When the clock strikes 12:01 a.m. ET on Friday, July 1, the NBA will begin a lockout on its players, marking the second time a North American sports league has shut out its players in 2011. The NFL imposed a lockout on its players in the middle of March and is soon to complete its fourth month.
When the NBA announced this, deputy commissioner Adam Silver said:
"The expiring collective bargaining agreement created a broken system that produced huge financial losses for our teams," said NBA Deputy Commissioner Adam Silver. "We need a sustainable business model that allows all 30 teams to be able to compete for a championship, fairly compensates our players, and provides teams, if well-managed, with an opportunity to be profitable."
What exactly are the two sides fighting over? Money, generally. Specifically there are several issues. In no particular order, the first issue is over player salaries.

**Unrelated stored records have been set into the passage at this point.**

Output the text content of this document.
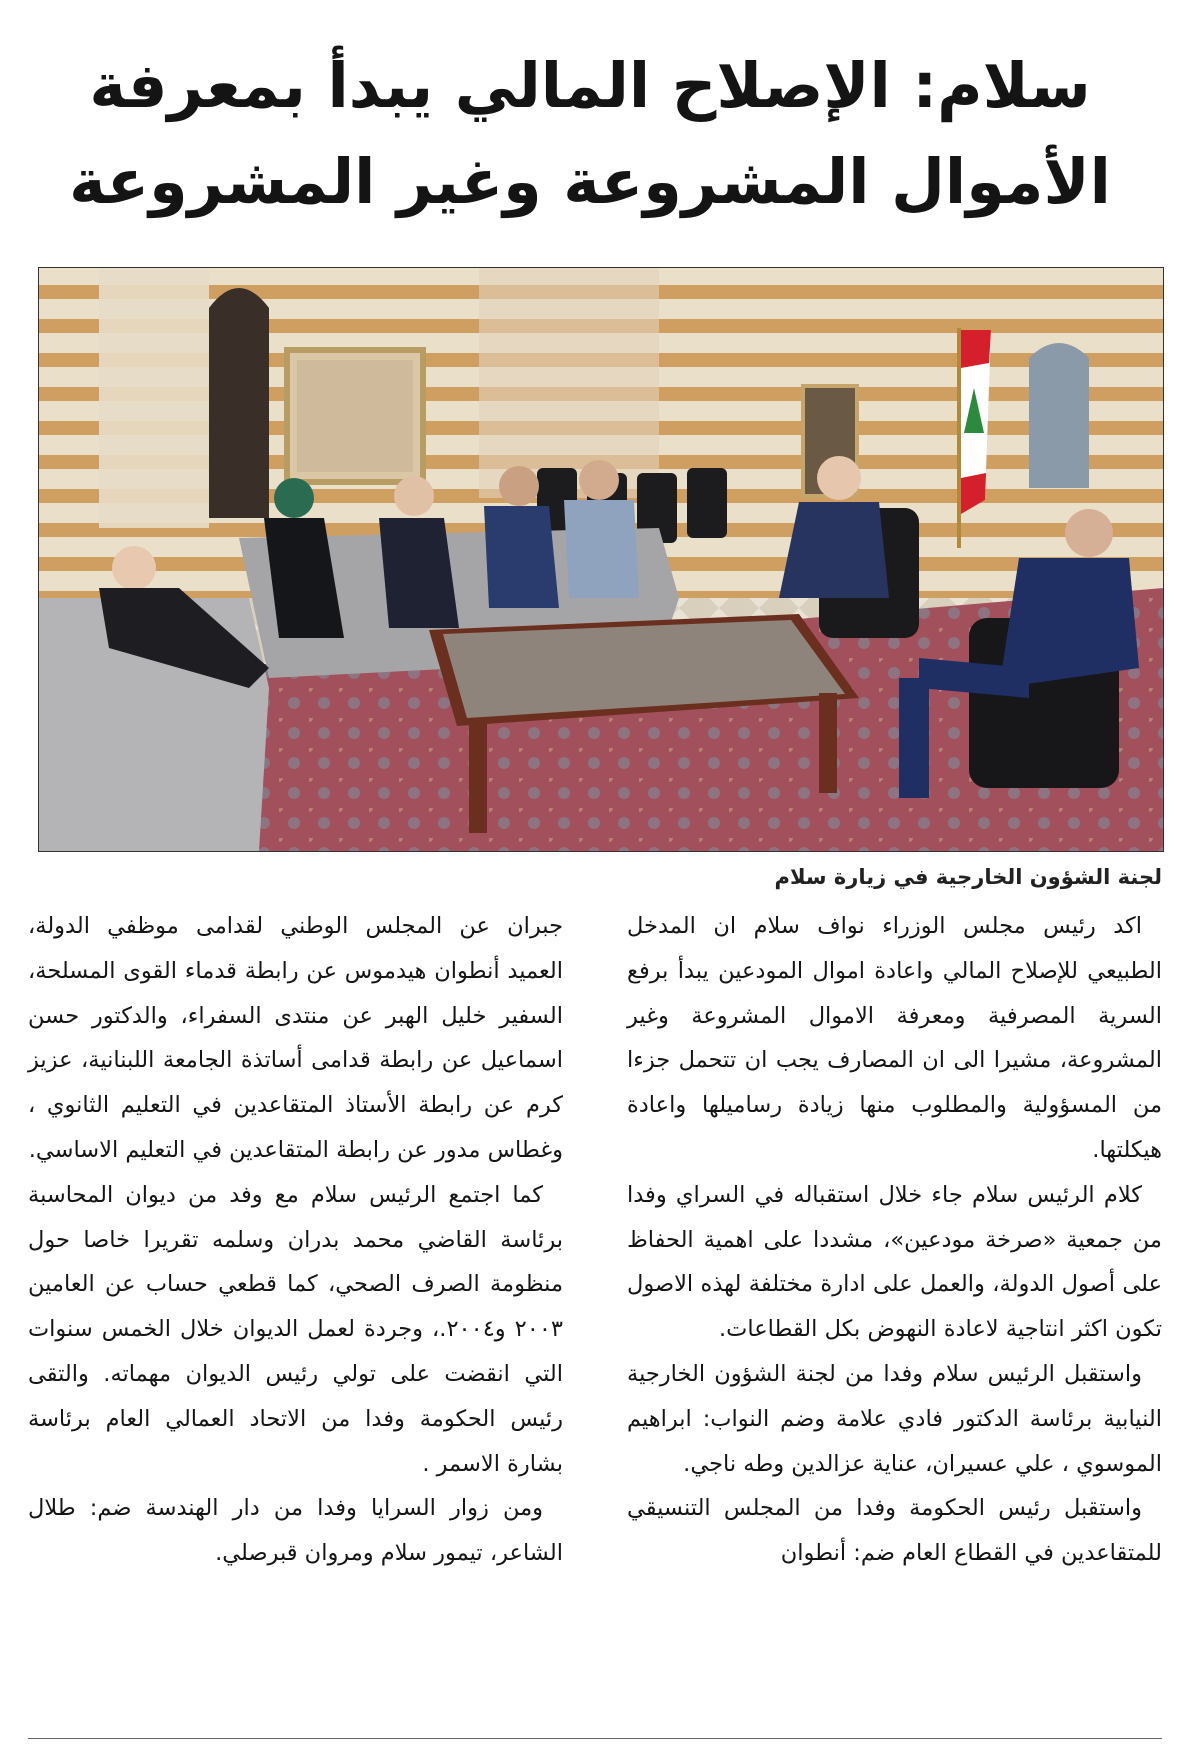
سلام: الإصلاح المالي يبدأ بمعرفة
الأموال المشروعة وغير المشروعة
لجنة الشؤون الخارجية في زيارة سلام

اكد رئيس مجلس الوزراء نواف سلام ان المدخل الطبيعي للإصلاح المالي واعادة اموال المودعين يبدأ برفع السرية المصرفية ومعرفة الاموال المشروعة وغير المشروعة، مشيرا الى ان المصارف يجب ان تتحمل جزءا من المسؤولية والمطلوب منها زيادة رساميلها واعادة هيكلتها.

كلام الرئيس سلام جاء خلال استقباله في السراي وفدا من جمعية «صرخة مودعين»، مشددا على اهمية الحفاظ على أصول الدولة، والعمل على ادارة مختلفة لهذه الاصول تكون اكثر انتاجية لاعادة النهوض بكل القطاعات.

واستقبل الرئيس سلام وفدا من لجنة الشؤون الخارجية النيابية برئاسة الدكتور فادي علامة وضم النواب: ابراهيم الموسوي ، علي عسيران، عناية عزالدين وطه ناجي.

واستقبل رئيس الحكومة وفدا من المجلس التنسيقي للمتقاعدين في القطاع العام ضم: أنطوان

جبران عن المجلس الوطني لقدامى موظفي الدولة، العميد أنطوان هيدموس عن رابطة قدماء القوى المسلحة، السفير خليل الهبر عن منتدى السفراء، والدكتور حسن اسماعيل عن رابطة قدامى أساتذة الجامعة اللبنانية، عزيز كرم عن رابطة الأستاذ المتقاعدين في التعليم الثانوي ، وغطاس مدور عن رابطة المتقاعدين في التعليم الاساسي.

كما اجتمع الرئيس سلام مع وفد من ديوان المحاسبة برئاسة القاضي محمد بدران وسلمه تقريرا خاصا حول منظومة الصرف الصحي، كما قطعي حساب عن العامين ٢٠٠٣ و٢٠٠٤.، وجردة لعمل الديوان خلال الخمس سنوات التي انقضت على تولي رئيس الديوان مهماته. والتقى رئيس الحكومة وفدا من الاتحاد العمالي العام برئاسة بشارة الاسمر .

ومن زوار السرايا وفدا من دار الهندسة ضم: طلال الشاعر، تيمور سلام ومروان قبرصلي.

The NBA wants to decrease salaries by a total of $750 million each year, the players by $500 million over five years. This is a non-starter for the league.
The owners want a hard salary cap and have offered a cap upwards of $62 million, but the players are set against a ceiling. And just as in the NFL lockout, the NBA and the players are fighting over revenue splits. Currently the players receive 57 percent of basketball revenue, which the owners have reportedly offered to reduce to 40 percent.
While the NBA Players Association plans to remain in place (i.e., not decertify as the NFLPA did) and continue negotiations with the league, both sides are digging in for the long haul. It could be Armageddon for the 2011-12 season.